Industrial laboratory Diagnostics of materials ◽

10.26896/1028-6861-2020-86-1-38-43 ◽

2020 ◽

Vol 86 (1) ◽

pp. 38-43

Author(s):

Vladimir A. Kim ◽

Valeriya V. Lysenko ◽

Anna A. Afanaseva ◽

Khasan I. Turkmenov

Keyword(s):

Grain Boundaries ◽

Structural Changes ◽

Structural Transformations ◽

Structural Degradation ◽

Structural Arrangement ◽

Dispersed Particles ◽

Complex Process ◽

Multifractal Spectra ◽

Steel 15Kh5m ◽

Complex Indicators

Structural degradation of the material upon long-term thermal and force impacts is a complex process which includes migration of the grain boundaries, diffusion of the active elements of the external and technological environment, hydrogen embrittlement, aging, grain boundary corrosion and other mechanisms. Application of the fractal and multifractal formalism to the description of microstructures opens up wide opportunities for quantitative assessment of the structural arrangement of the material, clarifies and reveals new aspects of the known mechanisms of structural transformations.
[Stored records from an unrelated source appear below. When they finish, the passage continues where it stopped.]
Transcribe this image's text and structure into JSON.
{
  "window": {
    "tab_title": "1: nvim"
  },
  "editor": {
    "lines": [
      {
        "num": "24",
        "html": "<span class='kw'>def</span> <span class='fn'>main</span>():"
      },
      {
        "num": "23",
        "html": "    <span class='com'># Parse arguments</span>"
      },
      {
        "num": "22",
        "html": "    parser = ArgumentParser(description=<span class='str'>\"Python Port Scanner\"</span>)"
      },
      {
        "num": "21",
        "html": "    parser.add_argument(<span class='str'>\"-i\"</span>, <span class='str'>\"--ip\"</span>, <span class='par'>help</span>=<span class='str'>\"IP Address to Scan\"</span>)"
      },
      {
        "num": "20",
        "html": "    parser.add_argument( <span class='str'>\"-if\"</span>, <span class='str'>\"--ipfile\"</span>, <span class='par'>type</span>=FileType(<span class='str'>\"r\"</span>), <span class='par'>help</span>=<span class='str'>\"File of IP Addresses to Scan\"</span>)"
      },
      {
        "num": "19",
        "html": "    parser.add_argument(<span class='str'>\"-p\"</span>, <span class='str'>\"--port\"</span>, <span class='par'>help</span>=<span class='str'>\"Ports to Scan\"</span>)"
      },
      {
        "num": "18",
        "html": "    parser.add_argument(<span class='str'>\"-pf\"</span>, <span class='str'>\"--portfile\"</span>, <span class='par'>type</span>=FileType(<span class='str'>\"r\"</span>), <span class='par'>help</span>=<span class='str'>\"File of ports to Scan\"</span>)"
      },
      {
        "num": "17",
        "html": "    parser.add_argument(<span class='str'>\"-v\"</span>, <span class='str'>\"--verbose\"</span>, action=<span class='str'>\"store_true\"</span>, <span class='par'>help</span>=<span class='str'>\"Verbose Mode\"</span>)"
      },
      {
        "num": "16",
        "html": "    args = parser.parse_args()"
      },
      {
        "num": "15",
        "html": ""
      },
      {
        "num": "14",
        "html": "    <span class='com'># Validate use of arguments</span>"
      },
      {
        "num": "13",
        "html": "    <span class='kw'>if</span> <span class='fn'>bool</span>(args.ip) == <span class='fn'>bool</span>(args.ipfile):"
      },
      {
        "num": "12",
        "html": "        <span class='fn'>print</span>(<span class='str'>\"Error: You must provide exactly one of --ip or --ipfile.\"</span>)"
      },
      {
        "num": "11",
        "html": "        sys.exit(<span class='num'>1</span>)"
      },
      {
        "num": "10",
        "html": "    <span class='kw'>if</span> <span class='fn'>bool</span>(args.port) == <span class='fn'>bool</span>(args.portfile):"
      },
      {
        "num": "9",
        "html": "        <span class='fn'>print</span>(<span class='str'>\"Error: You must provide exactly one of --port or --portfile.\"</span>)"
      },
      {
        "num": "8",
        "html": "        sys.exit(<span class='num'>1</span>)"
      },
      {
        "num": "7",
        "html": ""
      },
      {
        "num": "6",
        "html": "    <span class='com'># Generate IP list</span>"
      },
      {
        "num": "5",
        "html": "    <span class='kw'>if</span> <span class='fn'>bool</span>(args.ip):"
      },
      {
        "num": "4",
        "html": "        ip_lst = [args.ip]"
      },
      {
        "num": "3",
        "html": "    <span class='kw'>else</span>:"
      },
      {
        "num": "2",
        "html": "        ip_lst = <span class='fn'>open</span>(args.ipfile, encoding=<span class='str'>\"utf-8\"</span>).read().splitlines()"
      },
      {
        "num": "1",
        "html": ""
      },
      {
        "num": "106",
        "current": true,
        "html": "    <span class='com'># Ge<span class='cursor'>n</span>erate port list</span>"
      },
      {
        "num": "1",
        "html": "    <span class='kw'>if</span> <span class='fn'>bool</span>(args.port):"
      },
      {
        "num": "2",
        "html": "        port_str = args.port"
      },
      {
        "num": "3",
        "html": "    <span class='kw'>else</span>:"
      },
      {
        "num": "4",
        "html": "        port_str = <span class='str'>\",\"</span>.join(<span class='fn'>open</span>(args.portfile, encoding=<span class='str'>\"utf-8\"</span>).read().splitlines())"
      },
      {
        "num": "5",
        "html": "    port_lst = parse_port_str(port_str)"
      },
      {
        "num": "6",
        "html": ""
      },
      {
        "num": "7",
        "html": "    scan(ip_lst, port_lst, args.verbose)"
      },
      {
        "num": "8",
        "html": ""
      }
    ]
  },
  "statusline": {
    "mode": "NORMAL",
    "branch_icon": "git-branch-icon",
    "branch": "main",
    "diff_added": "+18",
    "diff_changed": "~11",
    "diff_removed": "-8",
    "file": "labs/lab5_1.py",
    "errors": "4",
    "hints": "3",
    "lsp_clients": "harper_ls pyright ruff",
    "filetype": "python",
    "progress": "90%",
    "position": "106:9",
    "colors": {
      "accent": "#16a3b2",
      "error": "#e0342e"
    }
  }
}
Multifractal parameterization allows us to study the processes of structural degradation from the images of microstructures and identify structural changes that are hardly distinguishable visually. Any quantitative structural indicator can be used to calculate the multifractal spectra of the microstructure, but the most preferable is that provides the maximum range of variation in the numerical values of the multifractal components. The results of studying structural degradation of steel 15Kh5M upon continuous duty are presented. It is shown that structural degradation of steel during operation under high temperatures and stresses is accompanied by enlargement of the microstructural objects, broadening of the grain boundaries and allocation of the dispersed particles which are represented as point objects in the images. The processes of structural degradation lead to an increase in the range of changes in the components of the multifractal spectra. High values of complex indicators of structural arrangement indicate to an increase in heterogeneity and randomness at the micro-scale level, but at the same time, to manifestation of the ordered combinations of individual submicrostructures. Those structural transformations adapt the material to external impacts and provide the highest reliability and fracture resistance of the material.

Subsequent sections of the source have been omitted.